In stereo vision the view from multiple cameras is used to compute range, or distance from the cameras. The principle is very simple, and has been known since (at least) the middle ages: points near an observer appear to move a lot when the viewpoint shifts, while points far away seem to move less. This apparent shift is known as the disparity, as shown here.

Thus, if we know the precise relationships between the cameras (position, focal length, etc.), we can determine range by comparing images and finding matching points. But while human vision does this very quickly, it is hard to do with computers. It requires a lot of computation (because so many points must be compared between the images) and it is fraught with error (because so much of the images look alike, creating false matches.)

Computational problem

In dealing with the computational problem, we can apply constraints and use powerful computers. First, the possible matches between two points cannot lie anywhere in the image; instead, they fall onto lines (called epipolar lines.) Second, if we carefully align the cameras and lenses using an adjustable jig, we can make the epipolar lines fall on the rows of the image, which makes the computation much simpler. The jig illustrated here is used to do this alignment.

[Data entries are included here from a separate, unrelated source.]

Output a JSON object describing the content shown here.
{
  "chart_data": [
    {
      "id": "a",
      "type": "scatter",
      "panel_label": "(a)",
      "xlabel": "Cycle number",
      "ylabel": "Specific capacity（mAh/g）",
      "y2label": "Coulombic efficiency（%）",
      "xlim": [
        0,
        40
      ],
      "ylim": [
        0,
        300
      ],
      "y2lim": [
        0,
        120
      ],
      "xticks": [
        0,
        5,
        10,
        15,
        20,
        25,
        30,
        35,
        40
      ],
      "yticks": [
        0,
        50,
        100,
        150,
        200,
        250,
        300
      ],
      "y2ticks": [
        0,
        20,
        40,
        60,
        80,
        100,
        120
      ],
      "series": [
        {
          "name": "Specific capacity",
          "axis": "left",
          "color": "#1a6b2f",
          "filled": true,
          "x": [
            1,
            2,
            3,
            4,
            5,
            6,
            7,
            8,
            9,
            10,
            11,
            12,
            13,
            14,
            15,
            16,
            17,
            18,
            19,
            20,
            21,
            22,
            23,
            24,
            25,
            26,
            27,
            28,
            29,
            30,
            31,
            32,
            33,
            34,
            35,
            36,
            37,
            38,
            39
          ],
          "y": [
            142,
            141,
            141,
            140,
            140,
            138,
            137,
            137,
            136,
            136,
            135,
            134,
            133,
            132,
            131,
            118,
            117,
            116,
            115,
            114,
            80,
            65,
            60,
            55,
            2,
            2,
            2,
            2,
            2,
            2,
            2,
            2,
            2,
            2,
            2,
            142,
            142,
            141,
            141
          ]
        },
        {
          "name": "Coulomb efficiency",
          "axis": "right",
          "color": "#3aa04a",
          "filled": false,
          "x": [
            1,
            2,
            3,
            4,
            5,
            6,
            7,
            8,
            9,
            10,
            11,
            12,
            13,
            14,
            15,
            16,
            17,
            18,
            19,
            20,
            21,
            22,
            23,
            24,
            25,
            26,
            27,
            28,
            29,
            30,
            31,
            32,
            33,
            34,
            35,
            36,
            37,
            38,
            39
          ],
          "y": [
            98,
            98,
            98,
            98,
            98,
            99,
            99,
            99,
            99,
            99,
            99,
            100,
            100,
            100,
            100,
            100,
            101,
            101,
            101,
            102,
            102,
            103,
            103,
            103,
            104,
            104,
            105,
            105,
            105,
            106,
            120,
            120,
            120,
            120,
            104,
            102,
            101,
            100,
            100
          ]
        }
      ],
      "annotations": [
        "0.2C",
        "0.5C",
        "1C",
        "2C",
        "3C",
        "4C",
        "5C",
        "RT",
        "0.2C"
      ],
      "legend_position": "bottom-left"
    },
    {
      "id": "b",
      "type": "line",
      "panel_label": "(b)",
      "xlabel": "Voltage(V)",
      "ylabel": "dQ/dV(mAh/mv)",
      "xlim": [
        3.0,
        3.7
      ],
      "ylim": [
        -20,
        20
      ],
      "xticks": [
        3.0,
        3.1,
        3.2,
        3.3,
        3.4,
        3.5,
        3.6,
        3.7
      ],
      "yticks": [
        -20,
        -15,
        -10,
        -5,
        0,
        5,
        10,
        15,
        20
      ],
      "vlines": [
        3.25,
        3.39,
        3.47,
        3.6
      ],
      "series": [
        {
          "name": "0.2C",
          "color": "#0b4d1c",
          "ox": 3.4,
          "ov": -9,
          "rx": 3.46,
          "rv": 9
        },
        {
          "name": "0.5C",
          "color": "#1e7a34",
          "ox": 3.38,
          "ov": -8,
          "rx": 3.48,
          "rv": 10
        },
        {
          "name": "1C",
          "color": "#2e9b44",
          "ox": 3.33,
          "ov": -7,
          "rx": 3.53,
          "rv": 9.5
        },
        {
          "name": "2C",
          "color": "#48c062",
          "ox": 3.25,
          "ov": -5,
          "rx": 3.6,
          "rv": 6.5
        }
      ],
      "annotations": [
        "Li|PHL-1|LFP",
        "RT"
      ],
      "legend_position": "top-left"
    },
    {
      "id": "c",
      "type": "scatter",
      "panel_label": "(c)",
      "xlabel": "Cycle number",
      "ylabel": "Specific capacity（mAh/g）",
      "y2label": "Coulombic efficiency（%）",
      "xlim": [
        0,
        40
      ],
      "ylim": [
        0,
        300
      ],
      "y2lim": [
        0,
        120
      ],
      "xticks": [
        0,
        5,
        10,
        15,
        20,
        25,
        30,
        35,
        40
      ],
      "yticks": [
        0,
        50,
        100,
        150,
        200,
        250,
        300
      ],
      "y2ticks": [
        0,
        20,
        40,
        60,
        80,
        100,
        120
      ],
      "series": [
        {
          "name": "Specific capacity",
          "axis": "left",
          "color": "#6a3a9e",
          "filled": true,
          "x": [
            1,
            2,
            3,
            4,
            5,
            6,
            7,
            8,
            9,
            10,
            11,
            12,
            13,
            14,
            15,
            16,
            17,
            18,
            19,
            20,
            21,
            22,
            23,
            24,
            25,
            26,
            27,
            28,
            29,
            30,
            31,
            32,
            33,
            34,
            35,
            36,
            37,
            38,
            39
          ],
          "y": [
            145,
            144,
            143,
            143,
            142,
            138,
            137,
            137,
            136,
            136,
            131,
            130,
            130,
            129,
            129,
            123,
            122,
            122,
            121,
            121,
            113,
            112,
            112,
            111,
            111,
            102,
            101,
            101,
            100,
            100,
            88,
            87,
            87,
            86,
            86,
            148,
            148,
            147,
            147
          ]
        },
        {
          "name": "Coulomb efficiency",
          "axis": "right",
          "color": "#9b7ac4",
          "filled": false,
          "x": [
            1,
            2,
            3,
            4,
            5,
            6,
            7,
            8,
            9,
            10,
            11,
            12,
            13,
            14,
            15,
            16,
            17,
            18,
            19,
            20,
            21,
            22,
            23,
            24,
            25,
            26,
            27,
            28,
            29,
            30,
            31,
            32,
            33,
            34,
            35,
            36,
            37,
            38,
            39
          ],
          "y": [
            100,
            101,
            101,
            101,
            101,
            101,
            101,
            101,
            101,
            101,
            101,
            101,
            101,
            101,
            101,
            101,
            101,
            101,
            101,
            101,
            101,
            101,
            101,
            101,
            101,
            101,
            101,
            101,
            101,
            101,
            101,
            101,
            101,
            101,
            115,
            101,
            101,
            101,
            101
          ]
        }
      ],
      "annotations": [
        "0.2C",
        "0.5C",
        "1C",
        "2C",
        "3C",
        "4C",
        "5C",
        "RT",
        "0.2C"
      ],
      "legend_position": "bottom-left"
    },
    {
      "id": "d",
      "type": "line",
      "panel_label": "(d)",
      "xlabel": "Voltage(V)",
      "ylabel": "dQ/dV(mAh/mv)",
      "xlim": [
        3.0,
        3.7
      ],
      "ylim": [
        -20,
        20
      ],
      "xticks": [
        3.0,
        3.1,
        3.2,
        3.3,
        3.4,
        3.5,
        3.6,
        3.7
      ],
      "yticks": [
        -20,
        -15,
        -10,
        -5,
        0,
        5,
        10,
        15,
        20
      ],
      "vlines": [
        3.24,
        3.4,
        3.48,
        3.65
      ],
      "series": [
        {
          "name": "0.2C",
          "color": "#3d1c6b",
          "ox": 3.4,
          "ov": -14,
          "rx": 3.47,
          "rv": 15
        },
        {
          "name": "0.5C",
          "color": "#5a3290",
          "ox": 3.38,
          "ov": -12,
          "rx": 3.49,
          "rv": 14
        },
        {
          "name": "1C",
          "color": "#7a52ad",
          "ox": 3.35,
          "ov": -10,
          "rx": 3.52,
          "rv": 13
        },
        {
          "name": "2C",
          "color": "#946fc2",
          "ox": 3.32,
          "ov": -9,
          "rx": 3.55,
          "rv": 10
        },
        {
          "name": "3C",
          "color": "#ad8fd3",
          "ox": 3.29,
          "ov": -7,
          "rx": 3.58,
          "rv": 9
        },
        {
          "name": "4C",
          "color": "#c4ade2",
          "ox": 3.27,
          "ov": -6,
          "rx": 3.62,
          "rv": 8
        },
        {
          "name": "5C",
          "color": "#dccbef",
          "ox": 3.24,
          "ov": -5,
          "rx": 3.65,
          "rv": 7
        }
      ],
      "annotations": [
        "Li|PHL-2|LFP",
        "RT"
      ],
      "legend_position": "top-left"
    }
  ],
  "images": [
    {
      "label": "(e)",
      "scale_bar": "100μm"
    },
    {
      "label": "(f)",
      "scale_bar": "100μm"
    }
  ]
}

Even with these optimizations and others, we still need a powerful computer to execute the algorithm in real time. For this, we use the iWarp computer, illustrated here.

iWarp is a compact computer specifically designed to execute image and signal processing algorithms efficiently:

It is systolic. This means that data can flow directly from the processor to the interprocessor communications pathway without passing through memory. This effectively doubles the memory bandwidth. Memory bandwidth is important in image and signal processing because relatively little computation is done per datum.

It is synchronous. Both processor and pathway bandwidth can be coupled directly to the external video signal, eliminating the need for expensive and timeconsuming buffering of video data.

It is powerful. Pathway bandwidth is 40 MB/s, more than enough for video. Processor power is 20 MFLOPS, or 1.28 GFLOPS for an 88 processor array, which fits in a standard 19" rack.

Dealing with error

Reducing error is the reason why we use more than two cameras. Human vision uses a lot of high-level understanding to make do with only two eyes. But with computers, it is often best to find "brute force" ways to reduce error, rather than trying to be clever. With more than two cameras, we introduce redundancy, which reduces the chance of false matches and increases accuracy. This is the essence of the Kanade-Okutomi multibaseline stereo algorithm we use.

Another way of reducing error is to project a pattern on the scene. This is not always desirable, but when we can do it it works very well. The pattern (almost any pattern will do; frequency-modulated sine waves appear to be best) provides sufficient texture for the matching algorithm to work almost anywhere in the image-except where the surface is not visible to all cameras.

The result is that we are able to capture and process images from three cameras and turn them into a 240X256X16 depth levels range image at 15 Hz, making this one of the fastest depth ranging systems ever implemented, and the fastest outright where all processing is implemented in software.